Tuesday, February 28, 2017

Carmelita tem seu dia de Barba



Digo, Carmelitas tem seu dia de Barbas, o bloco famoso pelo carro-pipa. Bem, se não chegou a ser carro-pipa, pelo menos teve mais de um e sem risco de perda total do celular.

Aliás, decidimos: em 2018 seremos nós de mangueira na mão. Falta agora comprar o palacete na Santa Teresa.











Sunday, February 26, 2017

Eli Levin, Pintor de Bares



Nascido em 1938 em Nova York e estabelecido em Santa Fé há mais de cinquenta anos, o pintor Eli Levin tem, coloquemos com alguma modéstia de expressão, leve inclinação para retratar bares.

Seria ingênuo considerá-lo realista. Vejo nele um tanto do expressionismo alemão, um Otto Dix (sem tanta crueza). E também, claro, James Ensor (idem).

Acho que todas as obras postadas aqui são óleo sobre tela, mas haverá alguma aquarela.

As brigas são particularmente perturbadoras. Mas as demais também.














Saturday, February 25, 2017

Magical Mystery Cachambi



É preciso ser fã muito empedernido dos Beatles (opa) para gostar do filme Magical Mystery Tour, definição visual perfeita do que significa autocondescendência ou, em linguagem mais simples, falta de autocrítica. Embora possa se ver aqui (e já viram) um percursor de certo humor nonsense britânico, coisa cara ao Monty Python. E embora, claro, haja pelo menos duas canções geniais: "Hello goodbye" e "Your mother should know".

Do filme em si a cena quiçá mais memorável, pelo que há de bom (o tal do nonsense) e de ruim (a autocondescendência)  é aquela em que o John, como garçom, serve espaguete a uma cliente gorda em um restaurante. Serve sem parar.

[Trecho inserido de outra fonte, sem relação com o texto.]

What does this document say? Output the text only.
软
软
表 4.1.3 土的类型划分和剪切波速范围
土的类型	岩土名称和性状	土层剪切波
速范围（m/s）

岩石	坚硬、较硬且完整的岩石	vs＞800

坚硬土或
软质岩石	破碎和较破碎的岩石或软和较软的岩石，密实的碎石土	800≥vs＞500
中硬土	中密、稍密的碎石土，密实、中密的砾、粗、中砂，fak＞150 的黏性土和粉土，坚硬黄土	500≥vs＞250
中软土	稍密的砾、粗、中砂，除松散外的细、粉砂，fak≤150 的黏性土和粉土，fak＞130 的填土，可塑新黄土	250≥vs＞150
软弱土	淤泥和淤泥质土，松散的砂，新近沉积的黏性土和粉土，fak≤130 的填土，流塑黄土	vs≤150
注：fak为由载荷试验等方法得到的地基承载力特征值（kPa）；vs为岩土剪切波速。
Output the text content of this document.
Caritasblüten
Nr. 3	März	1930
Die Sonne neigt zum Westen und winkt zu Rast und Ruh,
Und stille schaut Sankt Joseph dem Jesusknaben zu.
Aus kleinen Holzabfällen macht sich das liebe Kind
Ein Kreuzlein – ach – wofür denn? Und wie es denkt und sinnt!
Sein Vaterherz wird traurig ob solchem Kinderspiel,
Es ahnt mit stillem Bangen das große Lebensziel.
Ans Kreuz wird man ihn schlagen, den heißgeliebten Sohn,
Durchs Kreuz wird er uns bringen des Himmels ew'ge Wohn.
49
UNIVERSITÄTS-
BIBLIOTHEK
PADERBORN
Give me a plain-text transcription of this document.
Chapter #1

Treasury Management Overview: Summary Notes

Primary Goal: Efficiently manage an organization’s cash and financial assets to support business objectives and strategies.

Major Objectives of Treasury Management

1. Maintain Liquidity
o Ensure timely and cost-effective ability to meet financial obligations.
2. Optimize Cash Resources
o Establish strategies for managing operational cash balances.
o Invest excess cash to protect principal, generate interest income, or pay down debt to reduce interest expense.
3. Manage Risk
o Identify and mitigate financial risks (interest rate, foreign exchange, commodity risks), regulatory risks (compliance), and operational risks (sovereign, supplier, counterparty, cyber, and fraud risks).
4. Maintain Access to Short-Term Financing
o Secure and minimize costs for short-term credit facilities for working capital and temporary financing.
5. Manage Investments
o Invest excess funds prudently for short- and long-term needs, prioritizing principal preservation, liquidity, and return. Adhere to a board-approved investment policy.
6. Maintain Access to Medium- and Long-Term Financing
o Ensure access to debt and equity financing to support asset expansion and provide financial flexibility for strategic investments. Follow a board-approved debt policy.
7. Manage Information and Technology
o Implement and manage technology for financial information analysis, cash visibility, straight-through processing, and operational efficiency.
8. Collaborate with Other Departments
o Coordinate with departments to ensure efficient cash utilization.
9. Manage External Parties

Só pra dizer que isso tudo me veio à mente no almoço de hoje no impagável Cachambeer. Camila nada tem de cliente gorda, ainda mais agora com a sua low-carb, mas o garçom servindo-lhe o risoto de costela, leia-se uma montanha, o que foi aquilo, ela com a mãozinha em riste pedindo que parasse. O bar / restaurante, famoso pelo nome irreverente dos pratos, como "infarto completo" e "porquinho embriagado", para este risoto inventou slogan perfeito: 'Difícil é achar o arroz'.

Perfeito. E delicioso.


Crônica Única para Angola



Estivemos em Angola? Não, não estivemos. Aeroporto é aquela impessoalidade, lugar de espera, de passagem, de tédio, de esmolar por um sinal de wi-fi, lugar sem alma, na verdade um não-lugar, tão ao gosto de Win Wenders. Em Luanda, então, porventura a capital mais cara do mundo, uma camisa de futebol de terceira categoria no acanhado aeroporto custa o olho esquerdo, o caderno em quimbundo, o direito, e já não haverá com que pagar o outfit estampado de bode, tão black metal, que encanta Camila.

Mas não é que entre uma Cuca e outra (ah, houvera um copo para a coleção a vida subitamente faria sentido), entre um fino e um prego no pão, entre uma palavra e outra trocada em português com os funcionários, alguma coisa se descobre?












Friday, February 24, 2017

Rua Major Ávila : Dentro da Noite Azul



Acredito que a Rua Major Ávila tenha a sua importância na Tijuca, mas hoje é, como tantas outras, um tanto quanto anódina. Uma pena. RUA MAJOR ÁVILA é o nome do segundo capítulo do Chão de Ferro, do Pedro Nava, e só isso (eu e meus exageros) já basta para colocá-la no rol dos logradouros mais importantes desta urbe.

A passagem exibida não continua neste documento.